The Securities and Exchange Commission today charged two former executives of SITO Mobile, Ltd., a mobile advertising provider based in Jersey City, New Jersey, with fraudulently using corporate funds to pay for personal expenses.
The SEC’s complaint, filed in the U.S. District Court for the District of New Jersey, alleges that SITO’s former CEO, Gerard F. Hug, and SITO’s former CEO, Kurt W. Streams, improperly used more than $300,000 to pay non-business related expenses. As alleged, Hug expensed at least $100,000 worth of personal charges, including family trips and designer clothes, on SITO’s corporate charge card and concealed the expenses from accounting personnel by coding them as legitimate business expenses. Similarly, the complaint alleges Streams fraudulently used SITO funds to pay for at least $200,000 of personal living expenses, including his Netflix and Amazon Prime subscriptions, pet groomers, eyewear and vacations. The complaint further alleges that Streams improperly withdrew cash from a SITO account to pay for personal expenses.
The SEC’s complaint alleges that the executives’ personal use of corporate funds were inaccurately recorded as business expenses in SITO’s books and records. As a result, SITO’s annual reports and definitive proxy statements failed to disclose these payments to Hug and Streams as compensation. The complaint further alleges Hug and Streams falsely certified that SITO’s annual reports contained no material misstatement or omission and provided false management representation letters to SITO’s independent auditors.
The SEC’s complaint alleges that Hug and Streams violated the antifraud provisions of Sections 17(a)(1) and (3) of the Securities Act of 1933 and Section 10(b) of the Securities Exchange Act of 1934 and Rule 10b-5 thereunder; the internal controls and books and records provisions of Section 13(b)(5) of the Exchange Act and Rule 13b2-1 thereunder; the Sarbanes-Oxley certification provision of Exchange Rule 13a-14; and the lying to the auditors provision of Exchange Act Rule 13b2-2. The complaint further alleges that Hug and Streams aided and abetted SITO’s violations of the reporting, internal controls, books and records, and proxy statutory provisions of Sections 13(a), 13(b)(2)(A), 13(b)(2)(B), and 14(a) of the Exchange Act, and Rules 12b-20, 13a-1, 14a-3, and 14a-9 thereunder. The SEC’s complaint seeks as relief from Hug and Streams permanent injunctions, disgorgement with prejudgment interest, civil penalties, and officer and director bars.
Separately, the SEC also instituted a settled proceeding against SITO. Without admitting or denying the SEC’s findings, SITO agreed to an order finding it violated the reporting, internal controls, books and records, and proxy statutory provisions of the federal securities laws and ordering it cease and desist from future violations.

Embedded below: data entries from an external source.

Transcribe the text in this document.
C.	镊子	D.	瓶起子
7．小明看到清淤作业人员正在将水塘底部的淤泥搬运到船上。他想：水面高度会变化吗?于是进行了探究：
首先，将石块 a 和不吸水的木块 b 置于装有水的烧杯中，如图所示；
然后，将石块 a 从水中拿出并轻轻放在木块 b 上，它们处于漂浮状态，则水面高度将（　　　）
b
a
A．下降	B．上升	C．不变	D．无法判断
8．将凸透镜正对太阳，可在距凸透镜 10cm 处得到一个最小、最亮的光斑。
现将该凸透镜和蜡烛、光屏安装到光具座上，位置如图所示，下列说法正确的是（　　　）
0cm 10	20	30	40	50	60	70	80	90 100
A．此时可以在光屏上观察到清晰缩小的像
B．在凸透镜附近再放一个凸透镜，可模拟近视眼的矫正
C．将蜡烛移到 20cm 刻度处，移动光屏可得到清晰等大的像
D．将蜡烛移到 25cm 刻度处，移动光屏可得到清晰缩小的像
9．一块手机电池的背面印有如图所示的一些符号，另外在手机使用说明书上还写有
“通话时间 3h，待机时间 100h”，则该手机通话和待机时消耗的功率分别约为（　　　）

In determining to accept SITO’s offer and not impose a penalty, the Commission considered SITO’s significant remediation and cooperation in its investigation.
The SEC’s investigation was conducted by Patrick L. Feeney and was supervised by Kevin Guerrero and Antonia Chion. The litigation will be led by Gregory Miller and Mr. Feeney, and supervised by Fred Block.